University must maintain its financial support of the PE program and the teacher-coach model

University must maintain its financial support of the PE program and the teacher-coach model

Photo Credits: AGGIE FILE

While you still pay full fare, the University has been doing less and less of what it is supposed to do

On Sept. 25, campus administration quietly and unilaterally decided to eliminate physical education (PE) instruction starting Winter Quarter 2021. While the elimination of PE classes that can help to improve and de-stress the pressurized lives of students would be a highly questionable move in normal times, it is a truly terrible decision right now. But that’s only part of it. Did you know that PE instruction also serves as the critical link between UC Davis Intercollegiate Athletics (ICA) and the University’s academic mission? It’s true. Everyone knows NCAA Division I sports is a big business. With media rights and NCAA and conference distributions on the line, not to mention egos and name recognition, for universities across the D1 landscape, it’s all about winning. And when winning is everything, rules become optional, ethics become artifacts and the perceived worth of sports not named football and basketball goes to zero. It is also true that only a handful of Division I programs operate in the black. The vast majority lose money.

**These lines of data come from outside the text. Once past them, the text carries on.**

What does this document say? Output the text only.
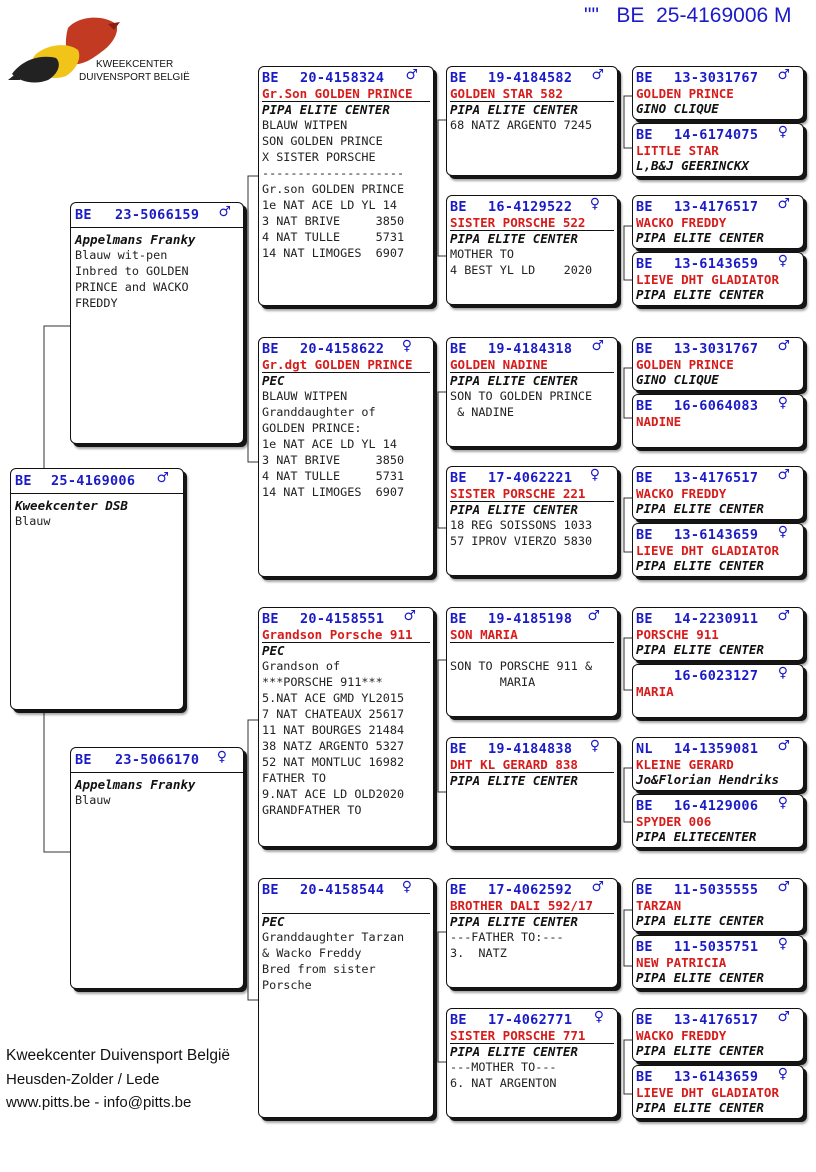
""   BE  25-4169006 M
KWEEKCENTER
DUIVENSPORT BELGIË
BE 25-4169006 ♂
Kweekcenter DSB
Blauw
BE 23-5066159 ♂
Appelmans Franky
Blauw wit-pen
Inbred to GOLDEN
PRINCE and WACKO
FREDDY
BE 23-5066170 ♀
Appelmans Franky
Blauw
BE 20-4158324 ♂
Gr.Son GOLDEN PRINCE
PIPA ELITE CENTER
BLAUW WITPEN
SON GOLDEN PRINCE
X SISTER PORSCHE
--------------------
Gr.son GOLDEN PRINCE
1e NAT ACE LD YL 14
3 NAT BRIVE     3850
4 NAT TULLE     5731
14 NAT LIMOGES  6907
BE 20-4158622 ♀
Gr.dgt GOLDEN PRINCE
PEC
BLAUW WITPEN
Granddaughter of
GOLDEN PRINCE:
1e NAT ACE LD YL 14
3 NAT BRIVE     3850
4 NAT TULLE     5731
14 NAT LIMOGES  6907
BE 20-4158551 ♂
Grandson Porsche 911
PEC
Grandson of
***PORSCHE 911***
5.NAT ACE GMD YL2015
7 NAT CHATEAUX 25617
11 NAT BOURGES 21484
38 NATZ ARGENTO 5327
52 NAT MONTLUC 16982
FATHER TO
9.NAT ACE LD OLD2020
GRANDFATHER TO
BE 20-4158544 ♀
PEC
Granddaughter Tarzan
& Wacko Freddy
Bred from sister
Porsche
BE 19-4184582 ♂
GOLDEN STAR 582
PIPA ELITE CENTER
68 NATZ ARGENTO 7245
BE 16-4129522 ♀
SISTER PORSCHE 522
PIPA ELITE CENTER
MOTHER TO
4 BEST YL LD    2020
BE 19-4184318 ♂
GOLDEN NADINE
PIPA ELITE CENTER
SON TO GOLDEN PRINCE
& NADINE
BE 17-4062221 ♀
SISTER PORSCHE 221
PIPA ELITE CENTER
18 REG SOISSONS 1033
57 IPROV VIERZO 5830
BE 19-4185198 ♂
SON MARIA
SON TO PORSCHE 911 &
MARIA
BE 19-4184838 ♀
DHT KL GERARD 838
PIPA ELITE CENTER
BE 17-4062592 ♂
BROTHER DALI 592/17
PIPA ELITE CENTER
---FATHER TO:---
3.  NATZ
BE 17-4062771 ♀
SISTER PORSCHE 771
PIPA ELITE CENTER
---MOTHER TO---
6. NAT ARGENTON
BE 13-3031767 ♂
GOLDEN PRINCE
GINO CLIQUE
BE 14-6174075 ♀
LITTLE STAR
L,B&J GEERINCKX
BE 13-4176517 ♂
WACKO FREDDY
PIPA ELITE CENTER
BE 13-6143659 ♀
LIEVE DHT GLADIATOR
PIPA ELITE CENTER
BE 13-3031767 ♂
GOLDEN PRINCE
GINO CLIQUE
BE 16-6064083 ♀
NADINE
BE 13-4176517 ♂
WACKO FREDDY
PIPA ELITE CENTER
BE 13-6143659 ♀
LIEVE DHT GLADIATOR
PIPA ELITE CENTER
BE 14-2230911 ♂
PORSCHE 911
PIPA ELITE CENTER
16-6023127 ♀
MARIA
NL 14-1359081 ♂
KLEINE GERARD
Jo&Florian Hendriks
BE 16-4129006 ♀
SPYDER 006
PIPA ELITECENTER
BE 11-5035555 ♂
TARZAN
PIPA ELITE CENTER
BE 11-5035751 ♀
NEW PATRICIA
PIPA ELITE CENTER
BE 13-4176517 ♂
WACKO FREDDY
PIPA ELITE CENTER
BE 13-6143659 ♀
LIEVE DHT GLADIATOR
PIPA ELITE CENTER
Kweekcenter Duivensport België
Heusden-Zolder / Lede
www.pitts.be - info@pitts.be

Avoiding the “business model” of intercollegiate sports is precisely why far-sighted UC Davis students have voted on multiple occasions over the past 30 years to approve, subject to certain assumptions and conditions, the collection of fees associated with the Student Activities and Services Initiative (SASI), the Facilities And Campus Enhancement Initiative (FACE) and the Campus Expansion Initiative (CEI). They, and previous campus administrations too, recognized that UC Davis needed to follow a different path. These days, students contribute over $23.5 million every year to support UC Davis’ uniquely chartered and supposedly protected ICA program. Yes, that’s a lot of money, but you get what you pay for––or at least you should. Because in exchange for your fees, the university was not going to let bad things happen to your, yes, your, ICA program. 

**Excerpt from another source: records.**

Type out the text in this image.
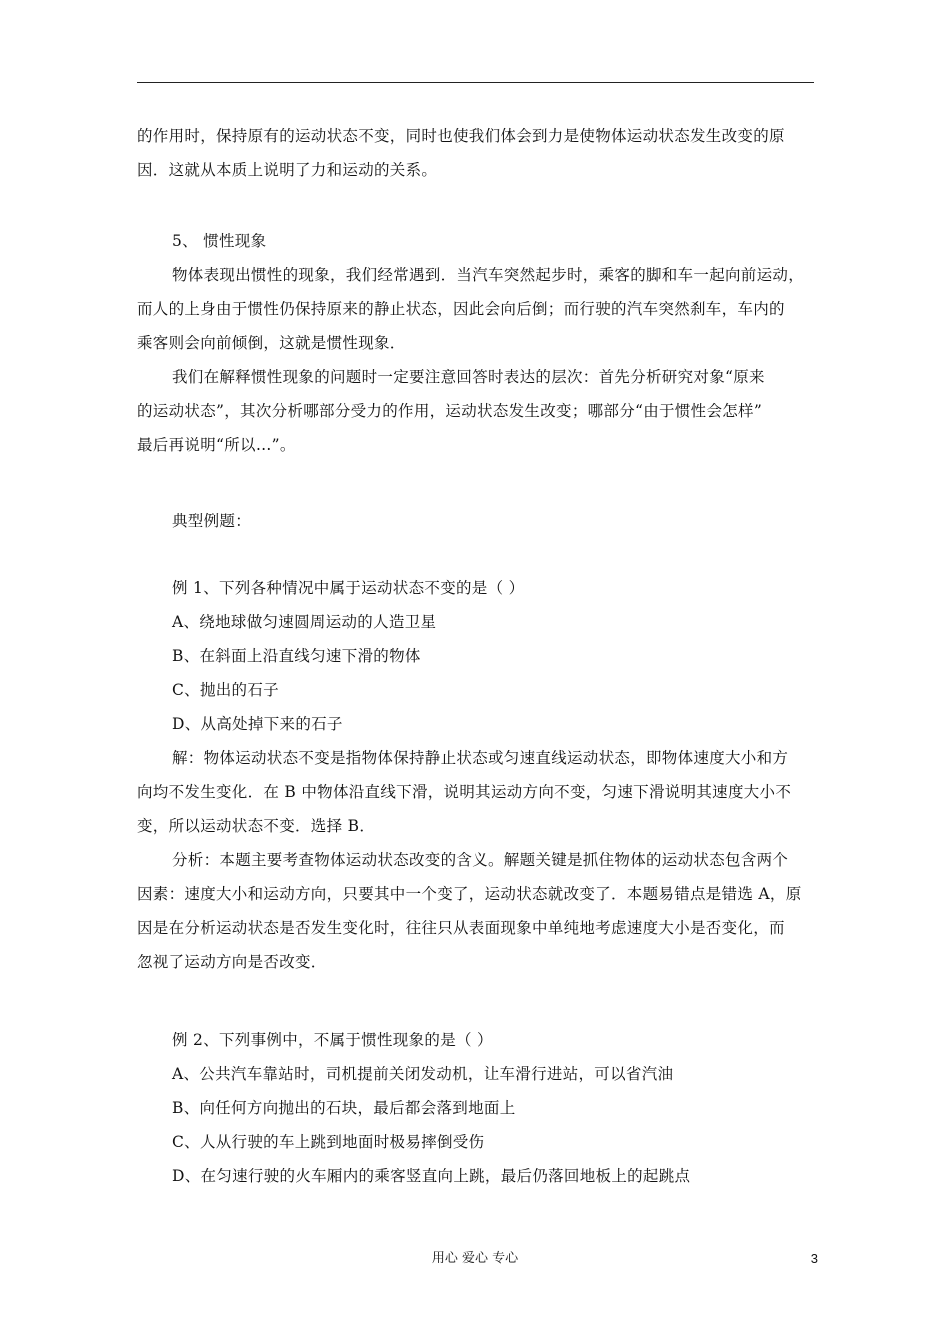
的作用时，保持原有的运动状态不变，同时也使我们体会到力是使物体运动状态发生改变的原
因．这就从本质上说明了力和运动的关系。
5、 惯性现象
物体表现出惯性的现象，我们经常遇到．当汽车突然起步时，乘客的脚和车一起向前运动，
而人的上身由于惯性仍保持原来的静止状态，因此会向后倒；而行驶的汽车突然刹车，车内的
乘客则会向前倾倒，这就是惯性现象．
我们在解释惯性现象的问题时一定要注意回答时表达的层次：首先分析研究对象“原来
的运动状态”，其次分析哪部分受力的作用，运动状态发生改变；哪部分“由于惯性会怎样”
最后再说明“所以…”。
典型例题：
例 1、下列各种情况中属于运动状态不变的是（ ）
A、绕地球做匀速圆周运动的人造卫星
B、在斜面上沿直线匀速下滑的物体
C、抛出的石子
D、从高处掉下来的石子
解：物体运动状态不变是指物体保持静止状态或匀速直线运动状态，即物体速度大小和方
向均不发生变化．在 B 中物体沿直线下滑，说明其运动方向不变，匀速下滑说明其速度大小不
变，所以运动状态不变．选择 B．
分析：本题主要考查物体运动状态改变的含义。解题关键是抓住物体的运动状态包含两个
因素：速度大小和运动方向，只要其中一个变了，运动状态就改变了．本题易错点是错选 A，原
因是在分析运动状态是否发生变化时，往往只从表面现象中单纯地考虑速度大小是否变化，而
忽视了运动方向是否改变．
例 2、下列事例中，不属于惯性现象的是（ ）
A、公共汽车靠站时，司机提前关闭发动机，让车滑行进站，可以省汽油
B、向任何方向抛出的石块，最后都会落到地面上
C、人从行驶的车上跳到地面时极易摔倒受伤
D、在匀速行驶的火车厢内的乘客竖直向上跳，最后仍落回地板上的起跳点
用心 爱心 专心	3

But starting during the days of the Katehi era, and apparently even today, while you still pay full fare the university has been doing less and less of what it is supposed to do. In this case, that means maintaining the PE program. Because just as there are student-athletes, at UC Davis there are also teacher-coaches who are qualified as instructors and who must adhere to the faculty code of conduct. All of this is what separates UC Davis from the rest. Students pay to secure the coaching portion of teacher-coach salaries and the university, through the PE program, pays for the teaching portion to secure the program’s instructional foundation. This is the implicit partnership that was established beginning with SASI in 1994 and which underpins the FACE and the CEI as well which were passed by UC Davis students later on. But soon that will no longer be the case. 

By removing it from its foundational teacher-coach model, the administration is not only casting the Aggie ICA program adrift, it is arguably putting itself in breach of its longstanding partnership with students. Don’t let anyone take you for “suckers and losers.”  Don’t let your Aggie forebears down. Don’t let your successor students down. And don’t buy the false choice that it’s either drop PE or cut sports––as that, too, would constitute a breach of at least the CEI. Instead, insist both directly and through your elected ASUCD representatives, that the University must hold up its end of the partnership upon which the SASI, FACE and CEI are all based and maintain its financial support of the PE program and the teacher-coach model. And if the administration refuses, then demand that each of these initiatives be re-voted upon by the entire student body with that in mind.

Written by: Paul Medved

Paul Medved is a UC Davis alumnus and parent of a former Aggie student-athlete.